内戦が続くシリアでは、国連が定めた人道支援ルートの使用期限が、あす10日で切れます。この期限を延長するかどうか、関係国の間で激しい駆け引きが行われています。
出川解説委員です。
Q1:
イラストでは、トルコからシリアに、支援物資を乗せたトラックが向かっていますね。
A1:
はい。内戦が続くシリアの北西部では、アサド政権の攻撃から逃れた、およそ300万人の人々が避難生活を送っています。国連安全保障理事会の決議に基づいて、この地域に、水や食料、医薬品などの人道支援物資を、陸路で運び込む活動が続けられてきました。
現在、トルコとの国境の検問所1か所のみ、通行が認められていますが、安保理決議の期限が、あす10日に切れます。欧米各国は、人道支援を続けるため、期限を延長すべきだと主張していますが、ロシアが強く反対しているのです。
Q2:
なぜ、ロシアは反対しているのですか。
A2:
ロシアは、アサド政権を強力に支援してきました。避難民への人道支援は、アサド政権を通して、首都ダマスカス経由で行うべきだと主張しているのです。シリア内戦では、アサド政権が、国土の大部分を奪還し、北西部のイドリブ県一帯は、反政府勢力の最後の拠点です。ロシアは、支援物資が反政府勢力の手に渡ることを警戒し、トルコから運び込むことに反対していると見られます。
Q3:
決議の期限が切れると、通行が認められなくなるのですね。
A3:
その通りです。
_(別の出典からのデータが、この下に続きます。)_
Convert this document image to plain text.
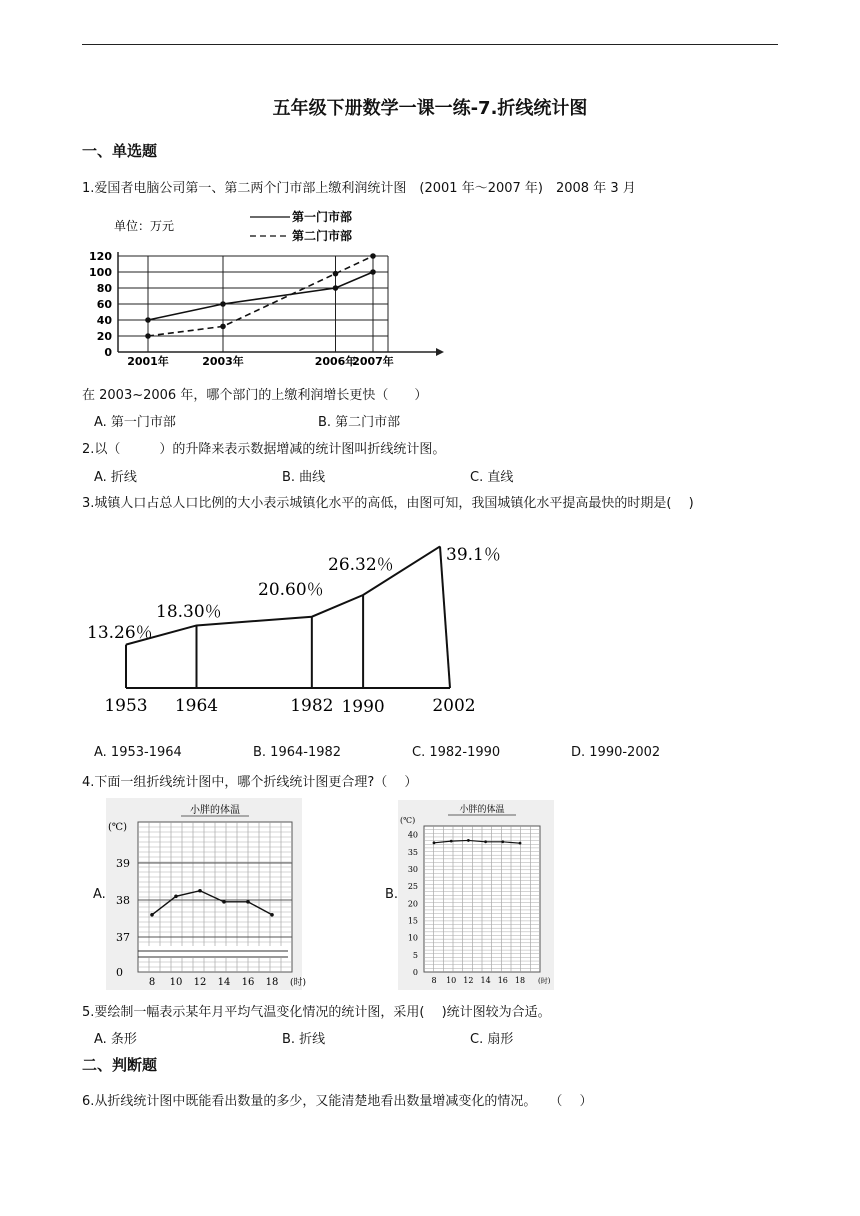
五年级下册数学一课一练-7.折线统计图
一、单选题
1.爱国者电脑公司第一、第二两个门市部上缴利润统计图　(2001 年～2007 年)　2008 年 3 月
0
20
40
60
80
100
120
2001年	2003年	2006年
2007年
单位：万元
第一门市部
第二门市部
在 2003~2006 年，哪个部门的上缴利润增长更快（　　）
A. 第一门市部	B. 第二门市部
2.以（　　　）的升降来表示数据增减的统计图叫折线统计图。
A. 折线	B. 曲线	C. 直线
3.城镇人口占总人口比例的大小表示城镇化水平的高低，由图可知，我国城镇化水平提高最快的时期是(　 )
1953 1964	1982 1990	2002
13.26％
18.30％
20.60％
26.32％	39.1％
A. 1953-1964	B. 1964-1982	C. 1982-1990	D. 1990-2002
4.下面一组折线统计图中，哪个折线统计图更合理?（　 ）
A.
小胖的体温
(℃)
8 10 12 14 16 18 (时)
0
37
38
39
B.
小胖的体温
(℃)
8 10 12 14 16 18 (时)
0
5
10
15
20
25
30
35
40
5.要绘制一幅表示某年月平均气温变化情况的统计图，采用(　 )统计图较为合适。
A. 条形	B. 折线	C. 扇形
二、判断题
6.从折线统计图中既能看出数量的多少，又能清楚地看出数量增减变化的情况。　　（　 ）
この支援ルートは、およそ300万のシリア避難民にとって、まさに「命綱」です。
国連のグテーレス事務総長は、「安保理決議の期限が延長されなければ、破滅的な結果を招く」と危機感をあらわにしています。
欧米各国は、アサド政権が、人道支援を、反政府勢力を抑え込むための道具にしていると非難し、支援ルートを引き続き使えるようにすべきだと主張しています。これに対し、ロシアは、拒否権の行使も辞さない構えです。
外国の介入で複雑化するシリアの内戦。安保理では、きょうから、緊迫した議論が予想されますが、人命の保護を最優先にした結論を導くよう、切に願います。